Yesterday, when we commented on the far stronger than expected 10Y auction, we previewed today's 30Y auction and said: "To those curious how tomorrow's 30Y auction will do: look at the repo rate on 30Y paper in the morning. If very negative, expect 3 out of 3 impressive auctions for the week."
Those who followed our advice saw that first thing today, the 30Year was trading -0.35% in repo, the most negative in the past week (while the 10Y slumped into super special territory), suggesting yet another shortage of underlying collateral as a result of abnormal shorting and what would result in another dramatic squeeze into the auction.
Sure enough, with the repo rate quite negative all day, moments ago the 30Y priced in what was likely the strongest auction of 2015 based on the the Bid to Cover, which soared from 2.2 to 2.54, the highest since December. The yield priced at 3.138%, 0.9 bps through the When Issued as a result of a jump in Indirect, who took down 52.0%, the most since last July's 53.2%, leaving 14.4% to Directs and just 33.6% to Dealers, the least since December.

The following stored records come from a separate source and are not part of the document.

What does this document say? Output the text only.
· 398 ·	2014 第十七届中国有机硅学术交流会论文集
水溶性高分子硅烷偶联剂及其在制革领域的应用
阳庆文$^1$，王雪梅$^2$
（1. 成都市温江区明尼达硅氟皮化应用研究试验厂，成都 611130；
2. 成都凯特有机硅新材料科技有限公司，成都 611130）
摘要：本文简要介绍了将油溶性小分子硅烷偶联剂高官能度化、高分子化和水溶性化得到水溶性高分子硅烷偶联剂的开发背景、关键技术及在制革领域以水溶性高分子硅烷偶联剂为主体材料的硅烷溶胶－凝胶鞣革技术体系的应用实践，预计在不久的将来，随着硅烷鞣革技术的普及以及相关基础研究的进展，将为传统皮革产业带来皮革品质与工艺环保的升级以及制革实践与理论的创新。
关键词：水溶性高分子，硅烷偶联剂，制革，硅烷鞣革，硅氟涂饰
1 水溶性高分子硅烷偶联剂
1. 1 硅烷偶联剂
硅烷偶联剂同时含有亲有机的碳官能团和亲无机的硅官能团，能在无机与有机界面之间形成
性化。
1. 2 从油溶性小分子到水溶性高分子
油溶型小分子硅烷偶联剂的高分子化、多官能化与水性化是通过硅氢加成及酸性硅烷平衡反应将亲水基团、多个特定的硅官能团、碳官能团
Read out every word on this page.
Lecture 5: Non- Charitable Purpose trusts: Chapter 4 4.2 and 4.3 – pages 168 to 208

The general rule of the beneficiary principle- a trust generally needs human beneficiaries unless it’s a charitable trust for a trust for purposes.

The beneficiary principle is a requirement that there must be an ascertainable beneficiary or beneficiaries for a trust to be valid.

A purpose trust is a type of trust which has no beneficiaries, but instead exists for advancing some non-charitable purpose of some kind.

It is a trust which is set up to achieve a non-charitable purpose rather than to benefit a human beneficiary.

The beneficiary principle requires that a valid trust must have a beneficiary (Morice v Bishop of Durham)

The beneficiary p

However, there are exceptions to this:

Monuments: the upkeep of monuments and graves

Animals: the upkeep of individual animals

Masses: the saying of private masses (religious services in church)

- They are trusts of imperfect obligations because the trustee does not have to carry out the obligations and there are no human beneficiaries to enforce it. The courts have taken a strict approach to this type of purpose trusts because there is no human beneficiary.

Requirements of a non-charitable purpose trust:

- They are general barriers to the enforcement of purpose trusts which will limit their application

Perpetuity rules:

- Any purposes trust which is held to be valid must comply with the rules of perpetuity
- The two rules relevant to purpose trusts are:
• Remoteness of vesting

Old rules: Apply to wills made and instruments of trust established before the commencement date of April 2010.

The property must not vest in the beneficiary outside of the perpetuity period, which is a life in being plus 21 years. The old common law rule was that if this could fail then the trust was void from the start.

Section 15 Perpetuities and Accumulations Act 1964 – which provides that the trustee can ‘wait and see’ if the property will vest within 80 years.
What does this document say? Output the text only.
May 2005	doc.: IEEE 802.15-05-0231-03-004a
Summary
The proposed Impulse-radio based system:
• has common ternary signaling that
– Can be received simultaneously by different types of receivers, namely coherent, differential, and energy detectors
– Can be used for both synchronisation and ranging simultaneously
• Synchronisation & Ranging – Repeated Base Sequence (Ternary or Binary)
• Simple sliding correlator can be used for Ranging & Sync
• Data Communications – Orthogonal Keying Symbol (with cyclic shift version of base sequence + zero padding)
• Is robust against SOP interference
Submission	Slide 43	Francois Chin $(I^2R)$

And with that, this week's trio of auctions concludes on a very strong note, with shorts who had hoped the auctions would be a disaster punched in the face. More importantly, in the illiquid bond market one can now discern a clear pattern that any time the short overhang results in negative repo rates, it virtually assures strong auctions. And since collateral scarcity has never been worse due to the Fed and other central banks, expect repo to be negative for a long, long time.